Les trois séances du premier jour de la conférence étaient ouvertes aux médias. La première était consacrée au pivot de l’Asie du Sud-Est vers les BRICS. Les participants ont souligné les raisons de l’intérêt croissant pour les BRICS dans la région. Selon Pham Lan Dung, président par intérim de l’Académie diplomatique du Vietnam, les pays BRICS, qui représentent 25 % du commerce mondial et 45 % de la population mondiale, ont un réel poids politique. Cette association participe à la réforme de la gouvernance mondiale, favorisant la démocratisation des institutions financières internationales. Selon Pham Lan Dung, il est important que les BRICS ne remplacent pas les autres institutions, mais les complètent, en offrant un potentiel de développement aux pays du Sud.

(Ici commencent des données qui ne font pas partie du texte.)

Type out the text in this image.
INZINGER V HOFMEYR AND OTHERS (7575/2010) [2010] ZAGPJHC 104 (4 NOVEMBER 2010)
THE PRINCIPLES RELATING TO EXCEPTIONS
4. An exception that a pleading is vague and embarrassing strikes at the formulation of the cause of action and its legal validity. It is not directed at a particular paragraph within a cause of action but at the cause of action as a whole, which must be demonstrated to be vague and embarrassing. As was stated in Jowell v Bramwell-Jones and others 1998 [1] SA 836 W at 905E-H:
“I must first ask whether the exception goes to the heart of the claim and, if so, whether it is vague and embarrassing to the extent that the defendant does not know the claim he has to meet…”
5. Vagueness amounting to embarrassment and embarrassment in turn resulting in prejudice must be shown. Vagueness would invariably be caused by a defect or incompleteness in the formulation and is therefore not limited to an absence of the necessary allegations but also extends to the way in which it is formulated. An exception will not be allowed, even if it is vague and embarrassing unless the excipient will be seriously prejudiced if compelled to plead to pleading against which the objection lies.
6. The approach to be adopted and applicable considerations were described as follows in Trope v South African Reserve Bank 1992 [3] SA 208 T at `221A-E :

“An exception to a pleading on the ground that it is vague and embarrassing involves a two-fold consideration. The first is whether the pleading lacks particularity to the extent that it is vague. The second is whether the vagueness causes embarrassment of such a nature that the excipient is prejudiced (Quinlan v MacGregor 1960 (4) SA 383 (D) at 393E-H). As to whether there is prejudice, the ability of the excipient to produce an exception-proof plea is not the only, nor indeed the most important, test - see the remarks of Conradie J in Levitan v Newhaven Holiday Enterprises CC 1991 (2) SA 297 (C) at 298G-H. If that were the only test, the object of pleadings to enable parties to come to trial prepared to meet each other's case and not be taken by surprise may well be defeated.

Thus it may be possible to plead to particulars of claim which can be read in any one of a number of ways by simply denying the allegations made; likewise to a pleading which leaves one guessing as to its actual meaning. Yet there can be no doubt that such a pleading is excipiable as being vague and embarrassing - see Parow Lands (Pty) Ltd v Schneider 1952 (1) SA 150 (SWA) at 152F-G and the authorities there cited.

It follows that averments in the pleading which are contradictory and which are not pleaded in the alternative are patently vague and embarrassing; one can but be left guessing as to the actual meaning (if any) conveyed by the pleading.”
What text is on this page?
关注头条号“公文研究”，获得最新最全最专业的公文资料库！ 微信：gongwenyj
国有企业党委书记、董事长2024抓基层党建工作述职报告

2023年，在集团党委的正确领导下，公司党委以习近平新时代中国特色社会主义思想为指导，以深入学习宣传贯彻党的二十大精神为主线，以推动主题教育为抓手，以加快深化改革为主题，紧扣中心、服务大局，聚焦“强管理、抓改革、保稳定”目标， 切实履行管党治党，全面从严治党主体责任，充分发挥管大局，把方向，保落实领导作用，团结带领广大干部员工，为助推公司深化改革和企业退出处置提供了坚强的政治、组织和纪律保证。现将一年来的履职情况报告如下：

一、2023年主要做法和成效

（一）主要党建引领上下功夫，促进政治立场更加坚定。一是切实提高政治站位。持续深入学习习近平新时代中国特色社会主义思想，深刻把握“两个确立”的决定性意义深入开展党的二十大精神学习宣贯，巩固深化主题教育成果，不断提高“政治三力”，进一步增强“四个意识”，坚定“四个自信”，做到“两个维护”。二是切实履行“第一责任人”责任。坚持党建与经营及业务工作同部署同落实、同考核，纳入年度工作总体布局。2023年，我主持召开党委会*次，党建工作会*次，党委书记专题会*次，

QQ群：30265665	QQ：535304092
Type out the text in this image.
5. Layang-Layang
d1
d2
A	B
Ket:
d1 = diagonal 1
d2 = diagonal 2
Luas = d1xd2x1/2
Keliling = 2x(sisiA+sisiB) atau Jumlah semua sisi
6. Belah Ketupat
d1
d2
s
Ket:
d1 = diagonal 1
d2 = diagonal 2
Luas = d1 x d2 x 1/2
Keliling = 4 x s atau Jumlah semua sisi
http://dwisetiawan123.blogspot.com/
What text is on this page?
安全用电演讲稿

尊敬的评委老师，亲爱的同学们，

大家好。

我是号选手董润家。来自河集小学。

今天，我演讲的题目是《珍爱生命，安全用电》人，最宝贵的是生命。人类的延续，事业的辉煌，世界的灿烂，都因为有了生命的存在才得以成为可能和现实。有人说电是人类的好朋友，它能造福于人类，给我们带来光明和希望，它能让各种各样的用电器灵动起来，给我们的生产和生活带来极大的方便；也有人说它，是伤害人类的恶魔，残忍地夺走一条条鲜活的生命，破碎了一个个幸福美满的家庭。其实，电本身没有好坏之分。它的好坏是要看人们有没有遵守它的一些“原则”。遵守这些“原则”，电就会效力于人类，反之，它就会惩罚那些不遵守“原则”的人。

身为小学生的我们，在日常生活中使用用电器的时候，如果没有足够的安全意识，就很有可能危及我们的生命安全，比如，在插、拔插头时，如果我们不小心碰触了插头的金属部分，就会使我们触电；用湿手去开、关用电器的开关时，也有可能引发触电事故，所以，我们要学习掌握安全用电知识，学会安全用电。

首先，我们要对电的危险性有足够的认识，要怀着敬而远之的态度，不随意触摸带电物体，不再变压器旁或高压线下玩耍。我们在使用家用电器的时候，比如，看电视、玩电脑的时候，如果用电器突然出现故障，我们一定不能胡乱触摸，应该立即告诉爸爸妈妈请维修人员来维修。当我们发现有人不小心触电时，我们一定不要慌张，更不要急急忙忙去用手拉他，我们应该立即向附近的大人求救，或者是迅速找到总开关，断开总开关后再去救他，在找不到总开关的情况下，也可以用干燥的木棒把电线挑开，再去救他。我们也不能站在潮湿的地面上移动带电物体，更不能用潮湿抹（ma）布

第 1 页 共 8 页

Shakila Yacob, professeur à l’Institut Jeffrey Cheah sur l’Asie du Sud-Est de l’Université Sunway, a parlé du rôle des BRICS dans le renforcement de l’indépendance des pays en développement. Selon elle, le concept des BRICS résonne avec les postulats de la Conférence de Bandung, tels que la libération du passé colonial, l’esprit de solidarité et de non-alignement.
Selon Fui K. Soong, membre du conseil d’administration de l’Institut d’analyse stratégique et de recherche politique, la situation actuelle au Moyen-Orient met en évidence la nécessité de protéger la souveraineté et de s’appuyer sur les institutions multilatérales.
Bunn Nagara, directeur et chercheur principal du groupe de l’Initiative la Ceinture et la Route pour l’Asie-Pacifique et membre émérite de l’Académie Perak, a souligné que les BRICS constituent une plate-forme internationale universelle pour renforcer la sécurité et la coopération économique. Il ne s’agit pas d’une alternative à la bipolarité, mais d’un mouvement multilatéral visant à renforcer les liens entre le Nord et le Sud.
À son tour, Timofei Bordachev, directeur du programme du Valdai Club, a noté que l’émergence des BRICS reflète le mouvement naturel du système mondial vers l’équilibre, lorsqu’il n’y aura pas de centre de pouvoir unique doté d’un pouvoir total et d’une irresponsabilité totale. Le moment unipolaire survenu après la fin de la guerre froide n’était pas naturel et aujourd’hui, le monde revient à la normale. La montée de l’Asie a joué ici un rôle clé. La croissance économique, l’augmentation de la consommation et l’augmentation du niveau de vie dans les pays asiatiques ont rendu impossible la préservation de l’ordre mondial antérieur.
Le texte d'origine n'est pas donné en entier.